FIG. 1 is a cross-sectional view showing a balloon catheter according to an embodiment of the present invention, FIG. 2 is a cross-sectional view showing the main parts of FIG. 1, and FIG. 3A is a cross-sectional view showing the valve body in FIG. 1. FIG. 3B is a plan view showing the valve body, FIG. 3C is a side view showing the valve body,
FIG. 4 is an explanatory diagram showing the deformation direction of each notch provided in the valve body, FIG. 5 is an explanatory diagram showing the opening shape of each notch provided in the valve body, and FIG. 6A is an explanatory diagram showing the deformation direction of each notch provided in the valve body. FIG. 6B is a side view of FIG. 6A, and FIG. 7A is a plan view showing a second modification of the valve body used in the balloon catheter of the present invention. , FIG. 7B is a side view of FIG. 7A, and FIG. 8 is a third view of the valve body according to the present invention.
A sectional view showing a modification, and FIG. 9 is a perspective view showing the valve body of FIG. 8 taken out. 10... Balloon catheter, 11... Main body,
12... Main passage, 14... Balloon, 15, 16
A, 16B...Sub-passage, 17, 18, 40, 6
0, 71, 72... Valve body, 21, 41, 61...
First cut, 22, 42, 62... Second cut, 23... Intersection, 24... Thin tube, 25...
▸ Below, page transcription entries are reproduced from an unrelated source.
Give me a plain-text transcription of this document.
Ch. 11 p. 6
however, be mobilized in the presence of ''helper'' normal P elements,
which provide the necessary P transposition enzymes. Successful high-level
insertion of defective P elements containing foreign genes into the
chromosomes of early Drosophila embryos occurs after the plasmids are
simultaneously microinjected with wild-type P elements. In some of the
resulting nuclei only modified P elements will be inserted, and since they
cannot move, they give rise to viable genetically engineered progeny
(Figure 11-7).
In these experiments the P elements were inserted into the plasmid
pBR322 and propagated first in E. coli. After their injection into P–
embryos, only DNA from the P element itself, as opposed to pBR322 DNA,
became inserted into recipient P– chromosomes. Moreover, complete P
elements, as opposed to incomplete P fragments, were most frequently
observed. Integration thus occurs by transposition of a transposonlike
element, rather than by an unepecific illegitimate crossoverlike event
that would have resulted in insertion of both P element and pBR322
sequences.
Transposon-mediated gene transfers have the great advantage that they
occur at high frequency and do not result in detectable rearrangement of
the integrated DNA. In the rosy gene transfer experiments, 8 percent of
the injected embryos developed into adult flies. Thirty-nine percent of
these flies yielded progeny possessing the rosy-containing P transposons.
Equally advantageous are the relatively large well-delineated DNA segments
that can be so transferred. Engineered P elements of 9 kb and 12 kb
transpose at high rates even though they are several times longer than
...Syringe, 41A, 41B, 42A, 42B...
Notches, 63, 64...end faces.

Claims (1)

[Claims] 1. A catheter body having a main passage has a balloon on the outer periphery of the distal end thereof, and extends from the proximal end side of the catheter body to the distal end side of the catheter body, and communicates with the internal space of the balloon. A balloon catheter having a sub-passage and capable of injecting a balloon inflation liquid into the internal space of the balloon from a proximal opening of the sub-passage using a syringe, wherein the syringe can be mounted in a liquid-tight state. In addition, a first valve body that closes when the syringe is not attached, and a thin tube for discharging the air in the balloon and the auxiliary passageway to the outside can be inserted in a liquid-tight state, and are closed when the thin tube is not inserted. A balloon catheter characterized in that a second valve body is arranged in parallel with the proximal opening of the sub passage. 2. The second valve body has a first notch that opens only on one end surface thereof, and a second notch that opens only on the other end surface, and the first notch and the second notch are connected to each other. A balloon catheter according to claim 1, which is crossed within the balloon catheter. 3. The balloon catheter according to claim 2, wherein the second valve body is made of a soft elastic material. 4. The first notch consists of a plurality of notches that intersect with each other, and the second notch consists of a plurality of notches that intersect with each other, and the first notch and the second notch are arranged inside the valve body. 3. A balloon catheter according to claim 2 or 3, wherein the balloon catheters intersect at a single location. 5. The balloon catheter according to any one of claims 2 to 4, wherein the end surface of the second valve body is convex.